As Canadian infantrymen arrived in the partially destroyed town, local civil defence workers recovered the bodies of fourteen civilians, including George (38) and Bernadette Labreque (34), and their three-month-old daughter Elizabeth.
Bernières-sur-Mer, in the centre of the Canadian sector, contained Wiederstandnest 28, LeMay’s target 17. Like everywhere else that morning, his bombers missed the Germans but hit the French, killing twenty-seven of the small village’s less than 800 residents. Included among the dead were most members of the Adolphe and Jeannette Boitard, Joseph and Émilia David, Théophile and Marie Huet, and Eugénie and Jules Lequesne families. The records all list the cause of death as “bombardment aérien.”
Like the other towns on the stretch of the coast, Saint-Aubin-sur-Mer, on the Division’s left flank, contained a German strongpoint, Wiederstandnest 27, target 18 on LeMay’s hit list. Difficult to reach by ground, the North Shore Regiment and No 48 Commando had a tough fight since the defences remained intact after the bombing and shelling. Again the bombs hit the village. Twenty-five of the villagers perished under the Eight Air Forces’ misdirected bombs. We should also remember that the morning’s attack by Bomber Command on the Mont Fleury Battery was also extremely inaccurate in regards to the target, but not to those who lived in the small village of Ver-sur-Mer. Before the first Commonwealth soldier landed on Juno Beach, this village had already suffered eleven dead and dozens wounded.

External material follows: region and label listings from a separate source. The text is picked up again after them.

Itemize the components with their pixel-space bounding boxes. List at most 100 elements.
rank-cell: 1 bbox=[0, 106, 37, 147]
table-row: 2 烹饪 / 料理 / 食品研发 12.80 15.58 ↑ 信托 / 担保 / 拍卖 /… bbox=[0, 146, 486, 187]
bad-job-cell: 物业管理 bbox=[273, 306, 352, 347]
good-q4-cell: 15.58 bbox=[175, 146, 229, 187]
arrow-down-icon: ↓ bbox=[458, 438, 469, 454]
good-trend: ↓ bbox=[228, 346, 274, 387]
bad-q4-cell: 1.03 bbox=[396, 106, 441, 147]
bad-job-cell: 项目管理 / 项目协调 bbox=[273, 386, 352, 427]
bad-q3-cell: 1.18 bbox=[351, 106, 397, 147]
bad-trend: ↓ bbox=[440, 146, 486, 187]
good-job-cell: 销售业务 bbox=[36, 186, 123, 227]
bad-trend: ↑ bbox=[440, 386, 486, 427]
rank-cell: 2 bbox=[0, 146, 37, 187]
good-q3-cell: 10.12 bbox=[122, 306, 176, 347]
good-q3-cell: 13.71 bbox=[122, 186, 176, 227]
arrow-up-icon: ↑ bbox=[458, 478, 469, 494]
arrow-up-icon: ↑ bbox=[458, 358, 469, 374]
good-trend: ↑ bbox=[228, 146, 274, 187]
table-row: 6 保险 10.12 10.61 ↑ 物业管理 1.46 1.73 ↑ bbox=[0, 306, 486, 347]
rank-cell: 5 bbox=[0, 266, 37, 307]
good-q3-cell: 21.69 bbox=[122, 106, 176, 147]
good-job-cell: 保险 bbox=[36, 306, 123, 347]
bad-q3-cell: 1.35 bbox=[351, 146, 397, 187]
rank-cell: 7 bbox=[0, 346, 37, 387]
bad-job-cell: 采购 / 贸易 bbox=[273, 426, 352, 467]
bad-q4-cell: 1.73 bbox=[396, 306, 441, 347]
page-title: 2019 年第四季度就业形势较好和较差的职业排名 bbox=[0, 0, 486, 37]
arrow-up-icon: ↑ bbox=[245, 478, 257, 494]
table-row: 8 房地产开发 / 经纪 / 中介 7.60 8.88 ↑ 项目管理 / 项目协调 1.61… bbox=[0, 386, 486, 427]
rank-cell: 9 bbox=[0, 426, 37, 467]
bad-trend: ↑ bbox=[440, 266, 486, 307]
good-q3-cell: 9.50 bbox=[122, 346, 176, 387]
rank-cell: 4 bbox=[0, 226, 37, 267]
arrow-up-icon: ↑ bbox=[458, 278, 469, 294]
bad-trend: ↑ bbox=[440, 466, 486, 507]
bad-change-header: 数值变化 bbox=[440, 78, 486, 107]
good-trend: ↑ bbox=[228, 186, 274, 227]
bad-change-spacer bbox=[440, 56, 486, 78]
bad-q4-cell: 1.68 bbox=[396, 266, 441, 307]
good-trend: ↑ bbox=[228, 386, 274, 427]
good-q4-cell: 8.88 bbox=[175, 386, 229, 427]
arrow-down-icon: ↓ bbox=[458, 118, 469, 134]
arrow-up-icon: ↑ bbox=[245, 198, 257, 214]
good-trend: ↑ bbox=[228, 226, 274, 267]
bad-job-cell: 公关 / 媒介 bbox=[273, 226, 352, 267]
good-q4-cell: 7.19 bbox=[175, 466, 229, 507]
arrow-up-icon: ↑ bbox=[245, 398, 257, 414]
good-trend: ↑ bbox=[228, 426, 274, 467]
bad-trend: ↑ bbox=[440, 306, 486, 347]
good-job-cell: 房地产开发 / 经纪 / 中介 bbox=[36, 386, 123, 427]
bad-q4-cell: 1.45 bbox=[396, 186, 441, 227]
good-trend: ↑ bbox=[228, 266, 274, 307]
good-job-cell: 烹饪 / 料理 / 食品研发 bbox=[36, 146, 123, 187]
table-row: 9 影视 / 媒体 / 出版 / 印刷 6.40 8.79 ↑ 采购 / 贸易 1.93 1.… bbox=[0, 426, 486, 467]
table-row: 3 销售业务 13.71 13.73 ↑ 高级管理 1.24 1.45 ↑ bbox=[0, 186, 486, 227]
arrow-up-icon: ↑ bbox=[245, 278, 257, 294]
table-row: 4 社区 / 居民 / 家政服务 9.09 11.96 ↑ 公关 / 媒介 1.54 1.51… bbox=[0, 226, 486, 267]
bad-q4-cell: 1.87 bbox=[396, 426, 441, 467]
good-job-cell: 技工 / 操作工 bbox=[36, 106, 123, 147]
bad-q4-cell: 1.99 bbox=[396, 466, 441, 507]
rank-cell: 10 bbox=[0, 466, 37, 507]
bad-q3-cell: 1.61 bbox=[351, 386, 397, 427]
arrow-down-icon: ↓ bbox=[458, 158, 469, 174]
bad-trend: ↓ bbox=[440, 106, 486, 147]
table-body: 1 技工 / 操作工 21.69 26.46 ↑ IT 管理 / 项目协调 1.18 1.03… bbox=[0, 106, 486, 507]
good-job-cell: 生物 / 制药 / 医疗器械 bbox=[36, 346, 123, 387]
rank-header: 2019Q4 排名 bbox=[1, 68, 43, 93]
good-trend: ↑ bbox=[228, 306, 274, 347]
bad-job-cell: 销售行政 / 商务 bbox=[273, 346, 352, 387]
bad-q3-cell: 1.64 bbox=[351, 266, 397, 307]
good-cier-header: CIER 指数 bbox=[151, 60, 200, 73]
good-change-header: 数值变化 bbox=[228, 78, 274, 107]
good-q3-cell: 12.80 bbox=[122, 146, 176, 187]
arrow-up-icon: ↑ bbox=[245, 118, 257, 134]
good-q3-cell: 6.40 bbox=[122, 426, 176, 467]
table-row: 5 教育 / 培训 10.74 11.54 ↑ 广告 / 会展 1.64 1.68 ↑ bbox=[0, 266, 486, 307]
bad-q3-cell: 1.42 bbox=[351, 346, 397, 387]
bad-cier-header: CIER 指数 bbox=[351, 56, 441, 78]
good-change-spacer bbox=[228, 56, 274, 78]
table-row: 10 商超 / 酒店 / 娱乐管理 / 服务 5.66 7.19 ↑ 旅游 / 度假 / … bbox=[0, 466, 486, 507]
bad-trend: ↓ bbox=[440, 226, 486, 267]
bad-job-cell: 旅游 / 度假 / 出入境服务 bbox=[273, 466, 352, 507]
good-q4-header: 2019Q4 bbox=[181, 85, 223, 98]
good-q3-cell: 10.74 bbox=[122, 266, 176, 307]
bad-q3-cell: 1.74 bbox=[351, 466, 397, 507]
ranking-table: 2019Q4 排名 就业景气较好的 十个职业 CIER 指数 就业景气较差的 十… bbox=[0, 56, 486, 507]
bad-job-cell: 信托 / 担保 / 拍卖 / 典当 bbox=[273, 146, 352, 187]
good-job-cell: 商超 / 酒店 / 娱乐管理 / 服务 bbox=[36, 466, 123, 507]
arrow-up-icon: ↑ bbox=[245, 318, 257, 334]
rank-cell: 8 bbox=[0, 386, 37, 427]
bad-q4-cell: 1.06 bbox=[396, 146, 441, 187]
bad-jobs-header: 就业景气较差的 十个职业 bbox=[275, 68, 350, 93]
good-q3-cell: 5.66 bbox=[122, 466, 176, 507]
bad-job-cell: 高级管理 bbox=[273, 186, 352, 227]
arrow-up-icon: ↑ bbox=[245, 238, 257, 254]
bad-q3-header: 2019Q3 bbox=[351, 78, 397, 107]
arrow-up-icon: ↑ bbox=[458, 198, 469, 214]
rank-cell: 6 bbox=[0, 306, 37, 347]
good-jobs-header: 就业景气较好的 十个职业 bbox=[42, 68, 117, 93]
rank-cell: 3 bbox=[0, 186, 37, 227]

For those who have written about the 3rd Canadian Division, there is nothing to report about the bombardment, other than the air forces missed their targets, forcing the infantry to take on the German defenders without the assistance they had expected. The scope of French civilian casualties on the invasion beaches, as a result of the air and sea bombardment, is not something most interested in the D-Day invasion have considered. As we commemorate the seventy-fifth anniversary of the attack, we should pause to consider the ineffectiveness of the preliminary bombardment, the price paid by the infantry in capturing positions that the air force should have neutralized, and the approximately 100 French men and women killed by these misplaced bombs.
Stephen Bourque left the US Army in 1992 after twenty years enlisted and commissioned service. After receiving his Ph.D. at Georgia State University, he taught European, American and military history at several colleges and universities. He currently teaches with the Norwich University Military History Master’s Degree program and is Professor Emeritus of Military History at the School of Advanced Military Studies, Fort Leavenworth, Kansas. He is the author of Beyond the Beach, the Allied War Against France (2018), also available in French as: Au-delà des plages. La guerre des Alliés contre la France.